Recommendation: This pattern is an issue for Hebrew users who want to use numbers or hyphens in item names. Therefore, a global solution might not be appropriate, because there are exceptions. Phone numbers, Social Security numbers, and other source document identification numbers are always read LTR.
The WPF RichTxt control provides the desired behavior according to the strict guidance. However, it isn't clear that this behavior is always the desired behavior. That is, phone numbers, US Social Security numbers, and so on, should always be read and appear in LTR order, regardless of the language orientation. The alternative is to identify fields that must enable this behavior. The program can't automatically determine that a field must have this behavior. Therefore, you might have to use a descriptive property on the control, so that users can specify “Structured Formatting.” If none of these approaches can be achieved, you must educate Hebrew users about the fundamental behavior when hyphens are used together with numbers. Users can then use one of the preceding workarounds to get the desired display behavior, by omitting the hyphens between numbers.
Hebrew example: (Desired and correct Operations for both Arabic and the Hebrew example in Hebrew)
Pattern: First (עברית) hyphen second (English) hyphen third (שלום) hyphen forth (Hello)
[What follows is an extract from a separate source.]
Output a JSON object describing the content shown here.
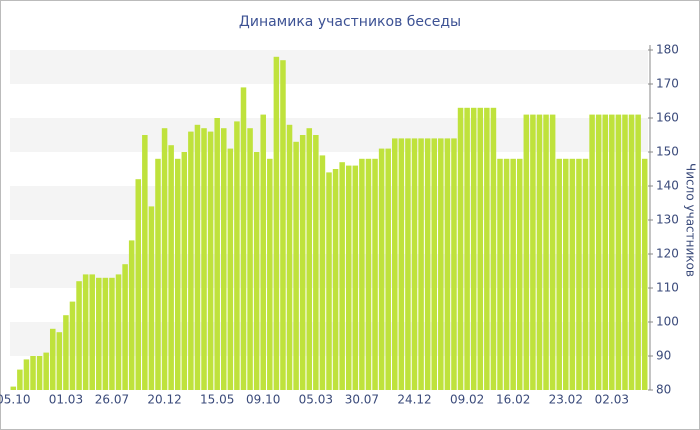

- First (English letter) hyphen second (Hebrew letter) hyphen
- First (Hebrew letter) hyphen second (English letter) hyphen
A RTL form appears as desired:
Exception for phone numbers: Often, Arabic users don't have to use hyphens in phone numbers, because international phone numbers rarely use hyphens to separate digits. Any fundamental changes in the behavior of hyphens (for example, if you introduce use of the WPF RichTxt control) will cause phone numbers to appear incorrectly for Arabic users.
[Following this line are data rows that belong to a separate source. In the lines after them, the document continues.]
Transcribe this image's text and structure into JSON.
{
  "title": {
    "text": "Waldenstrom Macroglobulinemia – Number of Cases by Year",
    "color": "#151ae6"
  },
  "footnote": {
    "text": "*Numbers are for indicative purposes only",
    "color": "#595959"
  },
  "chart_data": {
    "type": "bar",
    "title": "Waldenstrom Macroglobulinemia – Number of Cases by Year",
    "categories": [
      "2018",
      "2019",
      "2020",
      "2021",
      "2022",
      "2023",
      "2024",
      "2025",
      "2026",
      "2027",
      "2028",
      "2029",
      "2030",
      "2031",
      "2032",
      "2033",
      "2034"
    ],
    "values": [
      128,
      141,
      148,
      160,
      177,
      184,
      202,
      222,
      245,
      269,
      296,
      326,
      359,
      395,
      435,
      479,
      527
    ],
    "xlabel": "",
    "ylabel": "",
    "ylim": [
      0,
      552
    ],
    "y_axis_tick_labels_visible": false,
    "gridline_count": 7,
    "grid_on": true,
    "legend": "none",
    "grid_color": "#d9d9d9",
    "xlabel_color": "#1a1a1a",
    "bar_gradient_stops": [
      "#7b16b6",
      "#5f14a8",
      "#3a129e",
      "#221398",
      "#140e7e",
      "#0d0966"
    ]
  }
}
Phone numbers are always read LTR and often include hyphens. Phone numbers sometimes appear correctly, when they are shown in a grid through a display method that presents the string as LTR.
Currently, the input of phone numbers by using numbers and hyphens produces the correct display, such as 701-225-2188.
There is an issue with phone numbers if you try to use a US pattern that includes parentheses.
Arabic/Hebrew/English (desired): (701)225-2188
Arabic (actual): )701(225-2188
Hebrew (actual): )701(225-2188
Recommendation: Expose an RTL flag for controls or an extended data type for phone numbers. A customizer can force the control into LTR mode. This approach will let users enter values in the order that they want.
Issue: LTR text combined with neutral characters in RTL input
Description: English text is combined with parentheses or other neutral characters.
Example: A company name together with the company abbreviation, such as "Dynamics (DAT)"
In a typical example, the company name is followed by the company abbreviation, which is enclosed in parentheses. In this case, "Dynamics (DAT)" is shown as "(Dynamics(DAT". This behavior occurs because the closing parenthesis isn't surrounded by two English characters. Therefore, the parenthesis is treated as an RTL character. It's changed to the RTL closing parenthesis and moved to the end of the string (in RTL orientation).
Control behavior: None of the controls provide the desired behavior.
|WPF RichTxt||Win32 CEdit||Win32 RichTxt||Word|
The WPF RichTxt control has a flag that tries to format text according the first character in the string. Although the algorithm should fix this issue, it doesn't.
Workarounds: Don't use weak or neutral characters for grouping when you use English. For example, use "Dynamics DAT".
Recommendation: None of the controls provide the desired behavior. You must educate users about the fundamental behavior when weak or neutral characters are used together with English text. Don't use weak or neutral characters unless English characters appear on each side.